E tudo o Benfica desperdiçou

Foram precisas décadas para que os iluminados que mandam no futebol europeu entendessem o prejuízo que é, para os adeptos e para o negócio, a transmissão de grandes jogos no mesmo horário, situação que será revista na próxima época. É pena que outra inteligência não resolva o “drama” do telespectador português, que teve ontem, mal Artur Soares Dias fechou a loja na Luz, de começar a ver o Real Madrid, passar 15 minutos após pelo PSG-Mónaco, e deixar os dois para seguir o dérbi lisboeta. E jantar? Isso só lá para as 10 e meia da noite, findo o sofrimento de maratonista.

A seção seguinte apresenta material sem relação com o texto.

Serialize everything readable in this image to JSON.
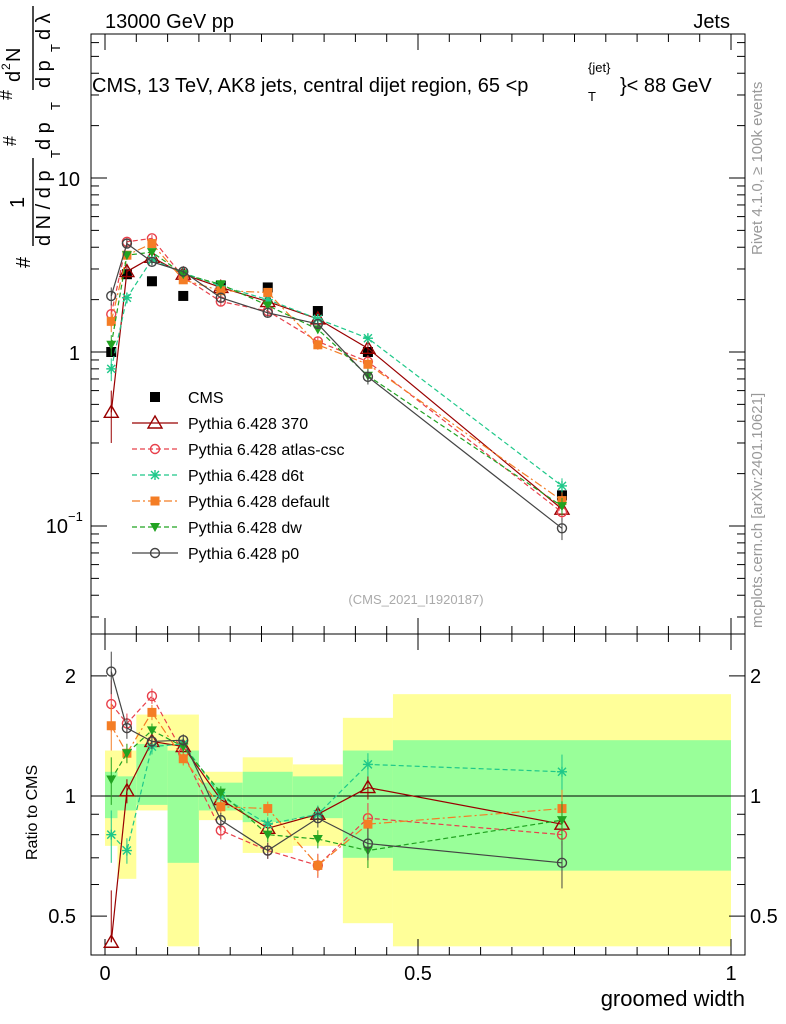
{
  "header": {
    "energy": "13000 GeV pp",
    "category": "Jets",
    "title": "CMS, 13 TeV, AK8 jets, central dijet region, 65 <p",
    "title_sup": "{jet}",
    "title_sub": "T",
    "title_end": "}< 88 GeV",
    "rivet": "Rivet 4.1.0, ≥ 100k events",
    "mcplots": "mcplots.cern.ch [arXiv:2401.10621]",
    "analysis": "(CMS_2021_I1920187)"
  },
  "axes": {
    "ylabel_top": "1/N dN/dp_T dp_T dλ",
    "ylabel_parts": [
      "#",
      "1",
      "d N / d p",
      "T",
      "#",
      "d p",
      "T",
      "d",
      "2",
      "N",
      "#",
      "d p",
      "T",
      "d λ"
    ],
    "ylabel_bottom": "Ratio to CMS",
    "xlabel": "groomed width",
    "top_ticks": [
      "10",
      "1",
      "10"
    ],
    "top_tick_exp": "−1",
    "bottom_ticks": [
      "2",
      "1",
      "0.5"
    ],
    "x_ticks": [
      "0",
      "0.5",
      "1"
    ]
  },
  "colors": {
    "CMS": "#000000",
    "p370": "#990000",
    "atlas": "#e8404b",
    "d6t": "#1ec889",
    "default": "#f47d25",
    "dw": "#21a321",
    "p0": "#444444",
    "band_yellow": "#ffff99",
    "band_green": "#99ff99"
  },
  "legend": [
    {
      "key": "CMS",
      "label": "CMS"
    },
    {
      "key": "p370",
      "label": "Pythia 6.428 370"
    },
    {
      "key": "atlas",
      "label": "Pythia 6.428 atlas-csc"
    },
    {
      "key": "d6t",
      "label": "Pythia 6.428 d6t"
    },
    {
      "key": "default",
      "label": "Pythia 6.428 default"
    },
    {
      "key": "dw",
      "label": "Pythia 6.428 dw"
    },
    {
      "key": "p0",
      "label": "Pythia 6.428 p0"
    }
  ],
  "chart_data": {
    "type": "line",
    "title": "CMS, 13 TeV, AK8 jets, central dijet region, 65 < p_T^{jet} < 88 GeV",
    "xlabel": "groomed width",
    "ylabel": "1/N dN/dp_T dp_T dλ",
    "xlim": [
      -0.02,
      1.0
    ],
    "ylim_top": [
      0.025,
      60
    ],
    "ylim_ratio": [
      0.42,
      2.4
    ],
    "bins": [
      [
        0.0,
        0.02
      ],
      [
        0.02,
        0.05
      ],
      [
        0.05,
        0.1
      ],
      [
        0.1,
        0.15
      ],
      [
        0.15,
        0.22
      ],
      [
        0.22,
        0.3
      ],
      [
        0.3,
        0.38
      ],
      [
        0.38,
        0.46
      ],
      [
        0.46,
        1.0
      ]
    ],
    "x": [
      0.01,
      0.035,
      0.075,
      0.125,
      0.185,
      0.26,
      0.34,
      0.42,
      0.73
    ],
    "series": [
      {
        "key": "CMS",
        "name": "CMS",
        "values": [
          1.0,
          2.8,
          2.55,
          2.1,
          2.4,
          2.35,
          1.72,
          1.0,
          0.15
        ]
      },
      {
        "key": "p370",
        "name": "Pythia 6.428 370",
        "values": [
          0.45,
          2.9,
          3.5,
          2.8,
          2.35,
          1.95,
          1.55,
          1.05,
          0.125
        ],
        "errors": [
          0.15,
          0.2,
          0.15,
          0.1,
          0.08,
          0.08,
          0.07,
          0.07,
          0.015
        ],
        "ratio": [
          0.43,
          1.03,
          1.37,
          1.33,
          0.98,
          0.83,
          0.9,
          1.05,
          0.85
        ]
      },
      {
        "key": "atlas",
        "name": "Pythia 6.428 atlas-csc",
        "values": [
          1.65,
          4.3,
          4.5,
          2.7,
          1.95,
          1.72,
          1.15,
          0.88,
          0.12
        ],
        "errors": [
          0.25,
          0.25,
          0.2,
          0.12,
          0.1,
          0.08,
          0.08,
          0.08,
          0.015
        ],
        "ratio": [
          1.7,
          1.52,
          1.78,
          1.28,
          0.82,
          0.73,
          0.67,
          0.88,
          0.8
        ]
      },
      {
        "key": "d6t",
        "name": "Pythia 6.428 d6t",
        "values": [
          0.8,
          2.05,
          3.4,
          2.85,
          2.4,
          2.0,
          1.55,
          1.2,
          0.17
        ],
        "errors": [
          0.12,
          0.15,
          0.15,
          0.1,
          0.09,
          0.08,
          0.08,
          0.08,
          0.018
        ],
        "ratio": [
          0.8,
          0.73,
          1.33,
          1.35,
          1.0,
          0.85,
          0.9,
          1.2,
          1.15
        ]
      },
      {
        "key": "default",
        "name": "Pythia 6.428 default",
        "values": [
          1.5,
          3.6,
          4.2,
          2.6,
          2.25,
          2.2,
          1.1,
          0.85,
          0.14
        ],
        "errors": [
          0.2,
          0.2,
          0.18,
          0.1,
          0.09,
          0.09,
          0.07,
          0.07,
          0.016
        ],
        "ratio": [
          1.5,
          1.28,
          1.62,
          1.24,
          0.94,
          0.93,
          0.67,
          0.85,
          0.93
        ]
      },
      {
        "key": "dw",
        "name": "Pythia 6.428 dw",
        "values": [
          1.1,
          3.6,
          3.75,
          2.8,
          2.45,
          1.85,
          1.35,
          0.73,
          0.13
        ],
        "errors": [
          0.15,
          0.2,
          0.15,
          0.1,
          0.09,
          0.08,
          0.07,
          0.07,
          0.015
        ],
        "ratio": [
          1.1,
          1.28,
          1.46,
          1.33,
          1.02,
          0.8,
          0.78,
          0.73,
          0.87
        ]
      },
      {
        "key": "p0",
        "name": "Pythia 6.428 p0",
        "values": [
          2.1,
          4.2,
          3.3,
          2.9,
          2.05,
          1.68,
          1.45,
          0.72,
          0.097
        ],
        "errors": [
          0.25,
          0.25,
          0.15,
          0.1,
          0.09,
          0.08,
          0.08,
          0.07,
          0.014
        ],
        "ratio": [
          2.05,
          1.48,
          1.37,
          1.38,
          0.87,
          0.73,
          0.88,
          0.76,
          0.68
        ]
      }
    ],
    "ratio_bands": {
      "yellow": [
        [
          0.75,
          1.3
        ],
        [
          0.62,
          1.3
        ],
        [
          0.92,
          1.6
        ],
        [
          0.42,
          1.6
        ],
        [
          0.87,
          1.15
        ],
        [
          0.72,
          1.25
        ],
        [
          0.75,
          1.2
        ],
        [
          0.48,
          1.57
        ],
        [
          0.42,
          1.8
        ]
      ],
      "green": [
        [
          0.88,
          1.15
        ],
        [
          0.92,
          1.12
        ],
        [
          0.95,
          1.35
        ],
        [
          0.68,
          1.3
        ],
        [
          0.92,
          1.08
        ],
        [
          0.86,
          1.15
        ],
        [
          0.88,
          1.12
        ],
        [
          0.7,
          1.3
        ],
        [
          0.65,
          1.38
        ]
      ]
    }
  }
}
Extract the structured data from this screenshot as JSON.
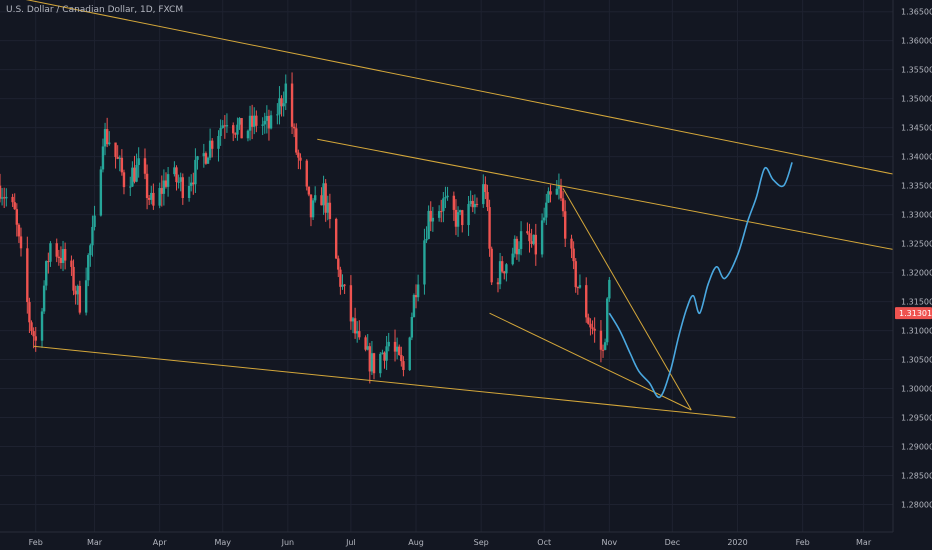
{
  "header": {
    "title": "U.S. Dollar / Canadian Dollar, 1D, FXCM"
  },
  "colors": {
    "background": "#131722",
    "grid": "#1e2230",
    "up": "#26a69a",
    "down": "#ef5350",
    "trendline": "#d4a73a",
    "projection": "#4aa8e0",
    "price_tag": "#ef5350",
    "axis_text": "#b2b5be"
  },
  "chart_data": {
    "type": "candlestick",
    "title": "U.S. Dollar / Canadian Dollar, 1D, FXCM",
    "x_ticks": [
      {
        "label": "Feb",
        "date": "2019-02-01"
      },
      {
        "label": "Mar",
        "date": "2019-03-01"
      },
      {
        "label": "Apr",
        "date": "2019-04-01"
      },
      {
        "label": "May",
        "date": "2019-05-01"
      },
      {
        "label": "Jun",
        "date": "2019-06-01"
      },
      {
        "label": "Jul",
        "date": "2019-07-01"
      },
      {
        "label": "Aug",
        "date": "2019-08-01"
      },
      {
        "label": "Sep",
        "date": "2019-09-01"
      },
      {
        "label": "Oct",
        "date": "2019-10-01"
      },
      {
        "label": "Nov",
        "date": "2019-11-01"
      },
      {
        "label": "Dec",
        "date": "2019-12-01"
      },
      {
        "label": "2020",
        "date": "2020-01-01"
      },
      {
        "label": "Feb",
        "date": "2020-02-01"
      },
      {
        "label": "Mar",
        "date": "2020-03-01"
      }
    ],
    "y_ticks": [
      "1.36500",
      "1.36000",
      "1.35500",
      "1.35000",
      "1.34500",
      "1.34000",
      "1.33500",
      "1.33000",
      "1.32500",
      "1.32000",
      "1.31500",
      "1.31000",
      "1.30500",
      "1.30000",
      "1.29500",
      "1.29000",
      "1.28500",
      "1.28000"
    ],
    "ylim": [
      1.2775,
      1.3665
    ],
    "xlim": [
      "2019-01-15",
      "2020-03-15"
    ],
    "last_price": "1.31301",
    "last_price_value": 1.31301,
    "price_path": [
      [
        "2019-01-15",
        1.335
      ],
      [
        "2019-01-22",
        1.33
      ],
      [
        "2019-01-29",
        1.312
      ],
      [
        "2019-02-01",
        1.308
      ],
      [
        "2019-02-08",
        1.325
      ],
      [
        "2019-02-15",
        1.322
      ],
      [
        "2019-02-22",
        1.315
      ],
      [
        "2019-03-01",
        1.328
      ],
      [
        "2019-03-05",
        1.344
      ],
      [
        "2019-03-08",
        1.343
      ],
      [
        "2019-03-15",
        1.336
      ],
      [
        "2019-03-22",
        1.338
      ],
      [
        "2019-03-29",
        1.331
      ],
      [
        "2019-04-05",
        1.337
      ],
      [
        "2019-04-12",
        1.335
      ],
      [
        "2019-04-19",
        1.338
      ],
      [
        "2019-04-26",
        1.343
      ],
      [
        "2019-05-03",
        1.347
      ],
      [
        "2019-05-10",
        1.344
      ],
      [
        "2019-05-17",
        1.346
      ],
      [
        "2019-05-24",
        1.345
      ],
      [
        "2019-05-31",
        1.352
      ],
      [
        "2019-06-05",
        1.341
      ],
      [
        "2019-06-12",
        1.33
      ],
      [
        "2019-06-18",
        1.334
      ],
      [
        "2019-06-25",
        1.32
      ],
      [
        "2019-07-01",
        1.312
      ],
      [
        "2019-07-05",
        1.307
      ],
      [
        "2019-07-12",
        1.304
      ],
      [
        "2019-07-19",
        1.308
      ],
      [
        "2019-07-26",
        1.303
      ],
      [
        "2019-08-01",
        1.318
      ],
      [
        "2019-08-07",
        1.33
      ],
      [
        "2019-08-14",
        1.332
      ],
      [
        "2019-08-21",
        1.329
      ],
      [
        "2019-08-28",
        1.331
      ],
      [
        "2019-09-03",
        1.335
      ],
      [
        "2019-09-06",
        1.318
      ],
      [
        "2019-09-13",
        1.322
      ],
      [
        "2019-09-20",
        1.326
      ],
      [
        "2019-09-27",
        1.324
      ],
      [
        "2019-10-03",
        1.332
      ],
      [
        "2019-10-08",
        1.334
      ],
      [
        "2019-10-15",
        1.32
      ],
      [
        "2019-10-22",
        1.312
      ],
      [
        "2019-10-29",
        1.306
      ],
      [
        "2019-11-01",
        1.318
      ]
    ],
    "projection": [
      [
        "2019-11-01",
        1.313
      ],
      [
        "2019-11-06",
        1.31
      ],
      [
        "2019-11-11",
        1.306
      ],
      [
        "2019-11-15",
        1.303
      ],
      [
        "2019-11-20",
        1.301
      ],
      [
        "2019-11-25",
        1.2985
      ],
      [
        "2019-11-30",
        1.303
      ],
      [
        "2019-12-04",
        1.309
      ],
      [
        "2019-12-08",
        1.314
      ],
      [
        "2019-12-11",
        1.316
      ],
      [
        "2019-12-14",
        1.313
      ],
      [
        "2019-12-18",
        1.318
      ],
      [
        "2019-12-22",
        1.321
      ],
      [
        "2019-12-26",
        1.319
      ],
      [
        "2020-01-01",
        1.323
      ],
      [
        "2020-01-06",
        1.329
      ],
      [
        "2020-01-10",
        1.333
      ],
      [
        "2020-01-14",
        1.338
      ],
      [
        "2020-01-18",
        1.336
      ],
      [
        "2020-01-23",
        1.335
      ],
      [
        "2020-01-27",
        1.339
      ]
    ],
    "trendlines": [
      {
        "from": [
          "2019-01-15",
          1.368
        ],
        "to": [
          "2020-03-15",
          1.337
        ]
      },
      {
        "from": [
          "2019-06-15",
          1.343
        ],
        "to": [
          "2020-03-15",
          1.324
        ]
      },
      {
        "from": [
          "2019-01-31",
          1.3073
        ],
        "to": [
          "2019-12-31",
          1.295
        ]
      },
      {
        "from": [
          "2019-09-05",
          1.313
        ],
        "to": [
          "2019-12-10",
          1.2963
        ]
      },
      {
        "from": [
          "2019-10-10",
          1.3345
        ],
        "to": [
          "2019-12-10",
          1.2963
        ]
      }
    ]
  }
}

Pior, certamente, foi a desilusão benfiquista no final de um confronto que pode ter sido decisivo… para a perda do título. Primeiro porque os encarnados jogaram pouco, em boa verdade há já semanas que disfarçam alguma subprodução, nunca mais apresentaram, por exemplo, o impressionante caudal ofensivo que os conduziu ao tetra. A seguir porque também lhes faltou sorte e jeito. Sorte porque Jonas, o homem que faz a diferença, não recuperou, ao contrário de Marega, que chegou a tempo do clássico para devolver ao FC Porto – agora que baixou o rendimento de Aboubakar – a poderosa dinâmica atacante que abana qualquer defesa. E jeito porque Rui Vitória apostou demasiado na contenção e no conforto do empate, e falhou nas substituições, o oposto do que sucedeu a Sérgio Conceição. Com as mudanças, os dragões melhoraram e o Benfica não só piorou – aquela saída de Rafa… – como terminou até o desafio no caos: meio-campo em pantanas e bolas despejadas para a frente. Mas a equipa da Luz pode ainda queixar-se da arbitragem, menos pelo penálti não assinalado, que não é claro, e mais pelos diversos erros de Artur Soares Dias no capítulo disciplinar – o mais evidente, o “perdão” do segundo amarelo e a consequente expulsão de Sérgio Oliveira.

Dito isto, a realidade é que o Benfica passa da luta direta pelo título – e terá de recuperar agora três pontos para o alcançar – a ter de disputar igualmente o segundo lugar com o Sporting, pelo que uma derrota em Alvalade poderá afastar os encarnados da Champions. Quem o diria há uma semana?

Também poucos previram o excelente jogo que tivemos no Restelo, com o Belenenses de novo a surpreender, pelo futebol que apresentou e pela repetição do atraso na entrada em campo – que macacada será aquela? – e o Sporting a sofrer muito para ganhar e se manter à tona, com a prestimosa colaboração da encomenda habitual, que ontem fez de VAR e não viu que o lance do terceiro golo dos leões foi precedido de falta.

O último parágrafo de hoje fica-se, aliás, por Alvalade, para sublinhar que o presidente “acabado” esteve no sábado a ver o andebol leonino mas não foi ao Restelo porque “não quis”. Ou seja, continua amuado com os “meninos mimados”, pelo que a tragicomédia irá prosseguir. O probleminha é que se tem esbatido de forma drástica, nos derradeiros dias, o entusiasmo daqueles que davam o líder como morto e enterrado. Terá algo a ver com a necessidade de dar o corpo ao manifesto na próxima assembleia-geral e a euforia pós-Madrid se esfumar a cada dia? Tirando os cangalheiros do costume, onde param os bravos?